We will perform our regressions with Least Squares Dummy Variables (LSDV) estimation with lm() and our simplified way with plm().
lsdv_unit_time_fe <- lm(co2_per_capita ~ tax + country_name + factor(year),
data = carbon_tax_df)
unit_time_fe <- plm(co2_per_capita ~ tax,
data = carbon_tax_df,
index = c("country_name", "year"),
model = "within",
effect = "twoways")
stargazer(lsdv_unit_time_fe, type = "text")

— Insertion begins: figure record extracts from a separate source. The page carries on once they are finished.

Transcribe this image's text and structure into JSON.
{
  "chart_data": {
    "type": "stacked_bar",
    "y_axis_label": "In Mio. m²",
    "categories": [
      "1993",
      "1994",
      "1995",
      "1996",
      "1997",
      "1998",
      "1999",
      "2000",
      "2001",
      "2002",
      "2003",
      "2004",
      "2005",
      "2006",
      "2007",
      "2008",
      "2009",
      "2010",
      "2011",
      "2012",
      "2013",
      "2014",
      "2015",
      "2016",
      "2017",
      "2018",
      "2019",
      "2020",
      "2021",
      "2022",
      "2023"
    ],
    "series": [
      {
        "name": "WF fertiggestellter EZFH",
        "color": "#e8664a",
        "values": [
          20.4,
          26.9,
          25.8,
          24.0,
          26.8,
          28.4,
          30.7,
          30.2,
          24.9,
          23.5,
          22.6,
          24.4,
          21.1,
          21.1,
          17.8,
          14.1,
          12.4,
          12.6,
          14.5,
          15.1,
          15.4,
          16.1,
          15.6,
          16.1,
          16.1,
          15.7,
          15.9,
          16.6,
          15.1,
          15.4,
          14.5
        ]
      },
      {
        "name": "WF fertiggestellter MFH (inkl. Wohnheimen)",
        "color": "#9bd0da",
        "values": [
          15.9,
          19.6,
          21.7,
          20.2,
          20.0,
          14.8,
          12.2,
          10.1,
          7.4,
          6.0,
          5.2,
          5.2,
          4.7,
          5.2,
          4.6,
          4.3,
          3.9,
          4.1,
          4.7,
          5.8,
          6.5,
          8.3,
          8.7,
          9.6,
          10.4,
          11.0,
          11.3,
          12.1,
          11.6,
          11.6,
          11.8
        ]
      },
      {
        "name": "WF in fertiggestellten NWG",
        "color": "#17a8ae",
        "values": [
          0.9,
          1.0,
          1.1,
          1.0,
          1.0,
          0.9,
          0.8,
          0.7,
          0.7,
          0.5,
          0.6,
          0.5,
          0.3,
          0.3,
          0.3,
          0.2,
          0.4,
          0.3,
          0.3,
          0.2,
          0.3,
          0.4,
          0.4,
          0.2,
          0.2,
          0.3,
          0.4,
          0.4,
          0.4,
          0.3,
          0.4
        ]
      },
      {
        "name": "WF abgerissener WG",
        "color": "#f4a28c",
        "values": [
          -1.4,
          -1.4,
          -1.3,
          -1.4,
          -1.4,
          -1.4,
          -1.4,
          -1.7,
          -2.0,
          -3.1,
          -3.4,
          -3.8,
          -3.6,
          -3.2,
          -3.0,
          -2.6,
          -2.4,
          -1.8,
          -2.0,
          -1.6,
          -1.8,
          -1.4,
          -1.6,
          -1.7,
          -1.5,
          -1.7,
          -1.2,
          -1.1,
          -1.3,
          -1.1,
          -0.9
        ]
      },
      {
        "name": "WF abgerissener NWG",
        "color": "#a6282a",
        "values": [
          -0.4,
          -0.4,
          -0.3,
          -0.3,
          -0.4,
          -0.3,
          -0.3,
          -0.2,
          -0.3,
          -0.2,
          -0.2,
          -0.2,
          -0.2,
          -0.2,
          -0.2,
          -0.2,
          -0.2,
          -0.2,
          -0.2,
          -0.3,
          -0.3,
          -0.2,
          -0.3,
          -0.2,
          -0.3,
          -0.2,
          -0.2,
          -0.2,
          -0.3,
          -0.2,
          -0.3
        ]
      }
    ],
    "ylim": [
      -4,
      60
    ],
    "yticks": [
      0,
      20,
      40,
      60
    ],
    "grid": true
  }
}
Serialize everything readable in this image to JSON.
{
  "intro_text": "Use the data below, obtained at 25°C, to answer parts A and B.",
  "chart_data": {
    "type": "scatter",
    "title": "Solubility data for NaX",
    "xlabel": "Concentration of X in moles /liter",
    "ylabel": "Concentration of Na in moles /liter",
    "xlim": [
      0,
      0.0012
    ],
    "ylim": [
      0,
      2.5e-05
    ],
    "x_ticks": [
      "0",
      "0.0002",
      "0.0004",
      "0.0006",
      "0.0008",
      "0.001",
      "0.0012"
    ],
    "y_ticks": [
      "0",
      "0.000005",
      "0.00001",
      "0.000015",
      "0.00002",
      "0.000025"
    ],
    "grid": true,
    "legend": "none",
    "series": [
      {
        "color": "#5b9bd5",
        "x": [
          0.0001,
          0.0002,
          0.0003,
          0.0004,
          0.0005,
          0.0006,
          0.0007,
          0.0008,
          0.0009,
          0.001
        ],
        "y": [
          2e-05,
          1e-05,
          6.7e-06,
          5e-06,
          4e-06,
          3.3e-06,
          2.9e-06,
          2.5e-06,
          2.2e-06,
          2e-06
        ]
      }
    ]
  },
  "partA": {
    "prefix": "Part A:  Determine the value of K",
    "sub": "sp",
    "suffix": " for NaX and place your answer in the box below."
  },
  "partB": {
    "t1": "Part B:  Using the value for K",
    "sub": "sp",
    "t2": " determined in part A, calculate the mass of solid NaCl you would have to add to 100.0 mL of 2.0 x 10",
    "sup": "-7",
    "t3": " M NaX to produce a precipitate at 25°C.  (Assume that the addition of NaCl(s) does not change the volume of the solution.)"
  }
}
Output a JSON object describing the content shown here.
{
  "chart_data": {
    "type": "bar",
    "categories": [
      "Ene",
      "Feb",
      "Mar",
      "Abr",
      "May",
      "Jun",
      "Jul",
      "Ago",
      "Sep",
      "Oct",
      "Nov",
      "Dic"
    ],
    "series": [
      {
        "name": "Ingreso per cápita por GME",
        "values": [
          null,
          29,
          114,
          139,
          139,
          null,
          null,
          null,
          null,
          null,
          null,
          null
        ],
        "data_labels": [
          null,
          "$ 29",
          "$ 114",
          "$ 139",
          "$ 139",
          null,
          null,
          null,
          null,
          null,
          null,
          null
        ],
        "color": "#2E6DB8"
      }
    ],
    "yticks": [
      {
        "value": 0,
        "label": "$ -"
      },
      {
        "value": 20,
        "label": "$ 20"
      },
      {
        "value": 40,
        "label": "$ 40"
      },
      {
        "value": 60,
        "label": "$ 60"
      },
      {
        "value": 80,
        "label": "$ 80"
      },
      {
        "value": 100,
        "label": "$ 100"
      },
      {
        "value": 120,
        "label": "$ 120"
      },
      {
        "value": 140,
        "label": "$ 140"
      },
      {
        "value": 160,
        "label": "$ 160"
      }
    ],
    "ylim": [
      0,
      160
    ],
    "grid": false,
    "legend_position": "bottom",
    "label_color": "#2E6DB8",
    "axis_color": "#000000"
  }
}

================================================== Dependent variable:
--------------------------- co2_per_capita
-------------------------------------------------- tax -3.908***
(0.280)
country_nameBorovia 1.267***
(0.418)
country_nameCarpania 4.866***
(0.418)
country_nameCorinthia 6.434***
(0.398)
country_nameFreedonia 5.928***
(0.410)
country_nameGlenraven -0.012
(0.447)
country_nameKhemed -1.056**
(0.447)
country_nameLaurania 1.196***
(0.436)
country_nameParano 3.693***
(0.398)
country_nameRon 2.474***
(0.418)
country_nameRumekistan 7.431***
(0.398)
country_nameTransia 1.450***
(0.459)
factor(year)2010 -4.697***
(0.381)
factor(year)2011 1.890***
(0.384)
factor(year)2012 -3.061***
(0.387)
factor(year)2013 0.106
(0.392)
factor(year)2014 -1.878***
(0.392)
factor(year)2015 -3.018***
(0.414)
factor(year)2016 -3.292***
(0.424)
factor(year)2017 -0.963**
(0.424)
factor(year)2018 -2.488***
(0.424)
factor(year)2019 -1.399***
(0.414)
Constant 8.621***
(0.396)
Observations 132
R2 0.963
Adjusted R2 0.955
Residual Std. Error 0.933 (df = 109)
F Statistic 127.305*** (df = 22; 109) ================================================== Note: p<0.1; p<0.05; p<0.01
stargazer(unit_time_fe, type = "text")
======================================== Dependent variable:
--------------------------- co2_per_capita
---------------------------------------- tax -3.908***
(0.280)
Observations 132
R2 0.641
Adjusted R2 0.568
F Statistic 194.229*** (df = 1; 109)
======================================== Note: p<0.1; p<0.05; p<0.01
Now in addition to adding unit-level fixed effects to the model, we control for time-specific factors that affect the global per capita \(CO_2\) emissions. The results suggest that the effect of a carbon-tax leads to a decrease \(CO_2\) emissions of 3.91 metric tons per capita.
Assumption for errors is \(υ_{it} ∼ iid(0, σ_υ^{2})\).
With longer panels, serial correlation between errors is a problem: \(Cor(υ_{it}, υ_i(t−1))≠0\).
We can test for serial correlation in our time and unit FE specification model, as such:
pbgtest(unit_time_fe, order = 2)
##
## Breusch-Godfrey/Wooldridge test for serial correlation in panel models
##
## data: co2_per_capita ~ tax
## chisq = 0.25101, df = 2, p-value = 0.8821
## alternative hypothesis: serial correlation in idiosyncratic errors
In this case, we do not find any serial correlation, so we do not need to correct our standard errors manually. If we were to find serial correlation, we could introduce robust standard errors with a similar syntax to the one used last week for clustered standard errors:
model_with_robust_se = coeftest(unit_time_fe, vcov=vcovHC(unit_time_fe, type = "sss"))
Your results are welcomed internationally and all states move forward with the measure.